Lässt sich die Haarpracht durch eine Transplantation zurückerlangen?

Viele Männer, bei denen die Haarpracht vermehrt ausfällt, spielen mit dem Gedanken, sich einer Haarverpflanzung zu unterziehen. Doch nicht immer ist dieser Eingriff für Sie die richtige Wahl. Behalten Sie im Hinterkopf, dass jede Operation eine Belastung für den Körper darstellt.

Außerdem ist die Transplantation für Sie mit hohen Ausgaben verbunden. Bei den meisten Männern wachsen die Haare, welche durch die Einnahme von Heparin ausgefallen sind, nach dem Absetzen des Medikaments wieder nach. Dies macht den Eingriff nicht nur überflüssig, sondern kann auch das Ergebnis negativ beeinflussen.

Bevor Sie sich für eine Eigenhaarverpflanzung entscheiden, sollten Sie sich ausführlich beraten lassen. Dafür wenden Sie sich am besten an die betreffende Klinik. Ein seriöser Anbieter steht Ihnen bei Ihren Fragen gerne zur Verfügung und schafft Unklarheiten aus der Welt.

Außerdem wird er Sie und damit Ihre körperliche Verfassung samt der Haarstruktur genau unter die Lupe nehmen. Denn für den dauerhaften Behandlungserfolg ist es wichtig, dass Sie gesund sind.

Gibt es Alternativen zur Haarverpflanzung?

Kommt die Haartransplantation für Sie nicht in Frage, müssen Sie sich nicht mit dünnem Haar und kahlen Stellen abfinden. Denn für die Dauer der Einnahme von Heparin können Sie Ihr Haupthaar mit nährstoffreichem Shampoo pflegen. Auf diese Weise versorgen Sie das Kopfhaar von außen mit den benötigten Nährstoffen.
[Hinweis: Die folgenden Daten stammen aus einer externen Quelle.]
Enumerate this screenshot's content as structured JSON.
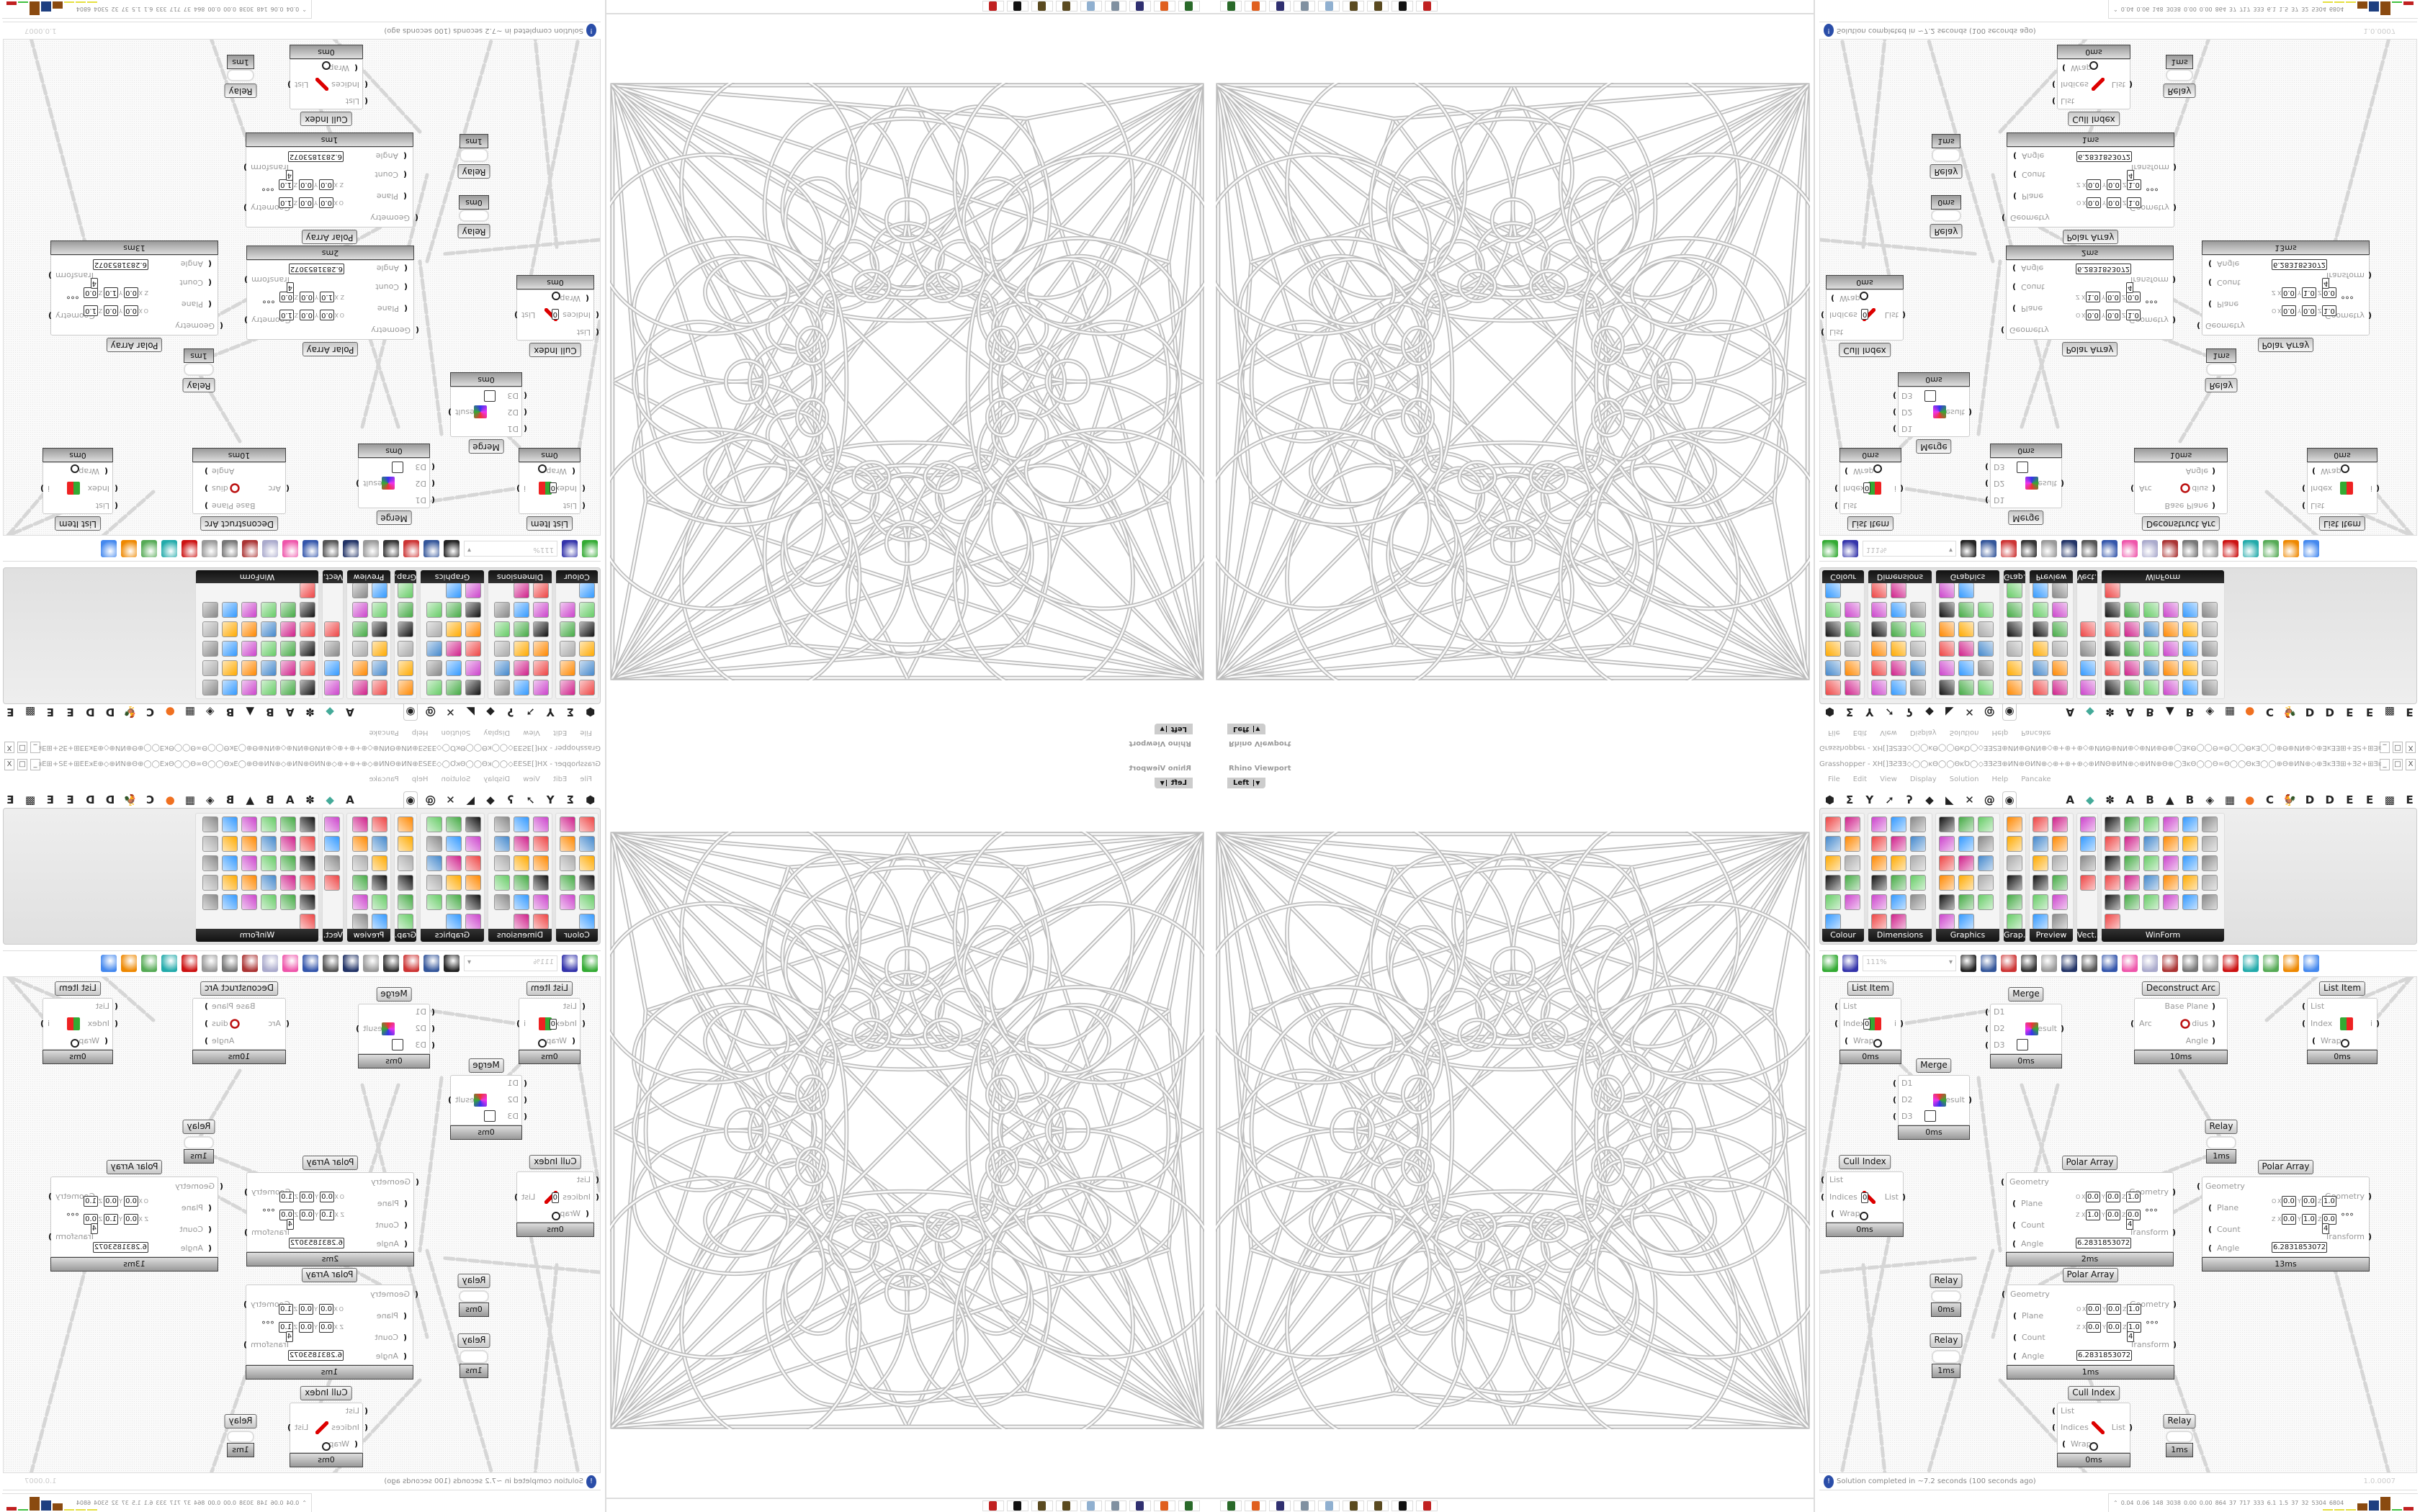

Außerdem ist es hilfreich, wenn Sie einen gesunden Lebensstil pflegen. Nehmen Sie viel Obst und Gemüse und nur wenig Fett und Zucker zu sich. Wahlweise können Sie Ihre Ernährung auch durch Nahrungsergänzungsmittel abrunden. Hierbei müssen Sie sich aber in Geduld üben. Denn zumeist dauert es einige Monate, bis deutliche Besserung eintritt.

Fazit – lässt sich Haarausfall durch Heparin verhindern?

Nicht bei jedem Mann lässt sich Haarverlust durch Heparin vermeiden. Allerdings stehen Ihnen mittlerweile etliche Behandlungsmethoden für dieses Leiden zur Verfügung. Wenden Sie sich dafür am besten an einen Spezialisten.

Er kann Ihnen mitunter ein alternatives Arzneimittel oder eine effektive Behandlungsmethode gegen den Haarverlust verschreiben. Wichtig ist, dass Sie früh handeln. Denn ist der Haarausfall noch nicht zu weit fortgeschritten, lässt er sich besser behandeln. Dies gilt vor allem dann, wenn Sie eine Transplantation in Erwägung ziehen.